To upgrade a workspace to Unity Catalog the following steps have to be followed.
1. Installation 2. Assessment 3. Account and Cloud asset upgrade 4. Table Migration Always refer to the [documentation](https://databrickslabs.github.io/ucx/) when using UCX as the product evolves on a regular basis. 5. Code linting/upgrade
1/ Installation
UCX (and other Databricks Labs projects) is now embeded with the [Databrick CLI](https://docs.databricks.com/aws/en/dev-tools/cli/install).
The updated list of requirements for installation is avalailable in the [Documentation Site](https://databrickslabs.github.io/ucx/docs/installation/
installation-requirements).
Installing UCX is as simple as issuing the command `databricks labs install ucx`.
During the installation you'll be prompted with a number of questions pertaining to the installation and use of UCX.
2/ Assessment
The next step is running the assessment workflow.

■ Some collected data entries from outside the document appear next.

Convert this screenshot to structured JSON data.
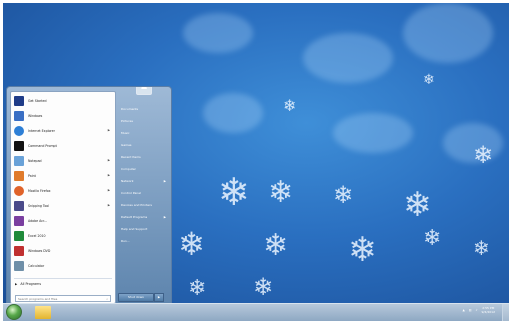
{
  "desktop": {
    "wallpaper": "blue-snowflakes"
  },
  "start_menu": {
    "programs": [
      {
        "label": "Get Started",
        "icon": "get-started-icon",
        "color": "#1f3c88",
        "has_submenu": false
      },
      {
        "label": "Windows",
        "icon": "windows-media-icon",
        "color": "#3a6fc4",
        "has_submenu": false
      },
      {
        "label": "Internet Explorer",
        "icon": "internet-explorer-icon",
        "color": "#2d7fd6",
        "has_submenu": true
      },
      {
        "label": "Command Prompt",
        "icon": "command-prompt-icon",
        "color": "#111111",
        "has_submenu": false
      },
      {
        "label": "Notepad",
        "icon": "notepad-icon",
        "color": "#6aa2d8",
        "has_submenu": true
      },
      {
        "label": "Paint",
        "icon": "paint-icon",
        "color": "#e07b2b",
        "has_submenu": true
      },
      {
        "label": "Mozilla Firefox",
        "icon": "firefox-icon",
        "color": "#e0632a",
        "has_submenu": true
      },
      {
        "label": "Snipping Tool",
        "icon": "snipping-tool-icon",
        "color": "#4a4a8a",
        "has_submenu": true
      },
      {
        "label": "Adobe Acr...",
        "icon": "adobe-icon",
        "color": "#7a3fa0",
        "has_submenu": false
      },
      {
        "label": "Excel 2010",
        "icon": "excel-icon",
        "color": "#1f8a3a",
        "has_submenu": false
      },
      {
        "label": "Windows DVD",
        "icon": "dvd-maker-icon",
        "color": "#c03030",
        "has_submenu": false
      },
      {
        "label": "Calculator",
        "icon": "calculator-icon",
        "color": "#6f8fa8",
        "has_submenu": false
      }
    ],
    "all_programs": "All Programs",
    "search_placeholder": "Search programs and files",
    "right_items": [
      {
        "label": "Documents",
        "has_submenu": false
      },
      {
        "label": "Pictures",
        "has_submenu": false
      },
      {
        "label": "Music",
        "has_submenu": false
      },
      {
        "label": "Games",
        "has_submenu": false
      },
      {
        "label": "Recent Items",
        "has_submenu": false
      },
      {
        "label": "Computer",
        "has_submenu": false
      },
      {
        "label": "Network",
        "has_submenu": true
      },
      {
        "label": "Control Panel",
        "has_submenu": false
      },
      {
        "label": "Devices and Printers",
        "has_submenu": false
      },
      {
        "label": "Default Programs",
        "has_submenu": true
      },
      {
        "label": "Help and Support",
        "has_submenu": false
      },
      {
        "label": "Run...",
        "has_submenu": false
      }
    ],
    "shutdown_label": "Shut down"
  },
  "taskbar": {
    "clock_time": "2:55 PM",
    "clock_date": "9/4/2012"
  }
}
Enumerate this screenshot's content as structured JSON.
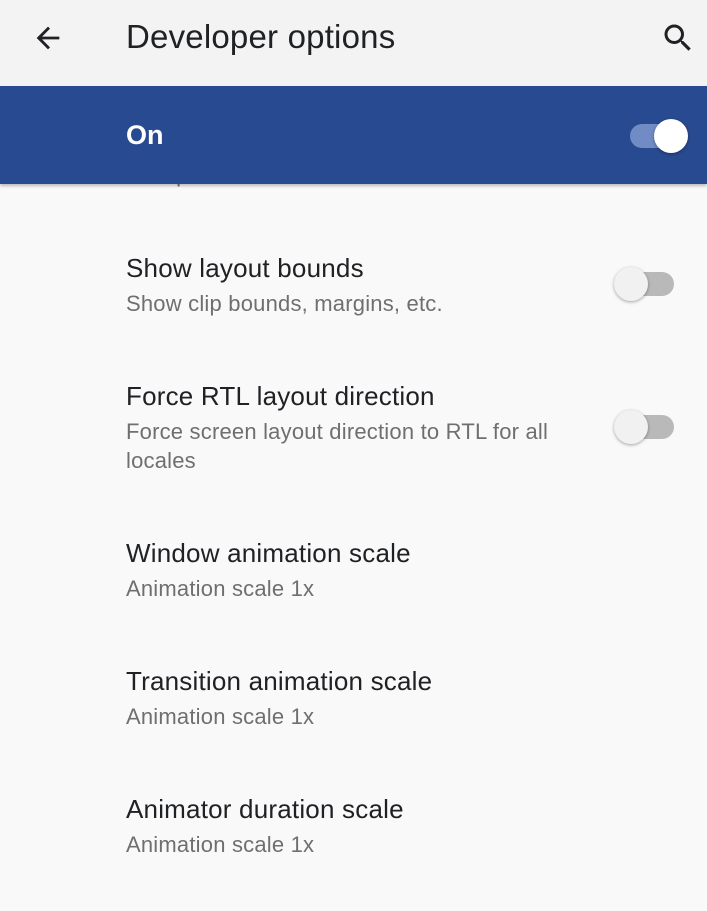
{
  "appbar": {
    "title": "Developer options",
    "back_icon": "arrow-left-icon",
    "search_icon": "search-icon"
  },
  "master": {
    "label": "On",
    "checked": true
  },
  "clipped_summary": "are updated",
  "prefs": [
    {
      "title": "Show layout bounds",
      "summary": "Show clip bounds, margins, etc.",
      "switch": false
    },
    {
      "title": "Force RTL layout direction",
      "summary": "Force screen layout direction to RTL for all locales",
      "switch": false
    },
    {
      "title": "Window animation scale",
      "summary": "Animation scale 1x"
    },
    {
      "title": "Transition animation scale",
      "summary": "Animation scale 1x"
    },
    {
      "title": "Animator duration scale",
      "summary": "Animation scale 1x"
    }
  ],
  "colors": {
    "master_bar": "#284a91",
    "appbar": "#f3f3f3",
    "background": "#f9f9f9"
  }
}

The assessment workflow produce a report with an inventory of all the assets that needs to be upgraded to UC and all the potential problems and incompatibilities.
Your assessment dashboard will be available for you in one command line: `databricks labs ucx ensure-assessment-run`
More information is available in the [Documentation Site](https://databrickslabs.github.io/ucx/docs/reference/workflows/
assessment-workflow).
3/ Account and Cloud Assets
Before we can migrate tables, we have to complete the following steps to make sure your account and cloud policies matche your organization requirements: - [Create Account Groups](https://databrickslabs.github.io/ucx/docs/reference/commands/
- [Create Catalogs and Schemas](https://databrickslabs.github.io/ucx/docs/reference/commands/
create-catalogs-schemas)
UCX can perform all these operations, check the documentation for more detail!
4/ Table Migration
The Table Migration workflow migrate multiple kind of tables and views. It can be run from the command line or by invoking the workflow.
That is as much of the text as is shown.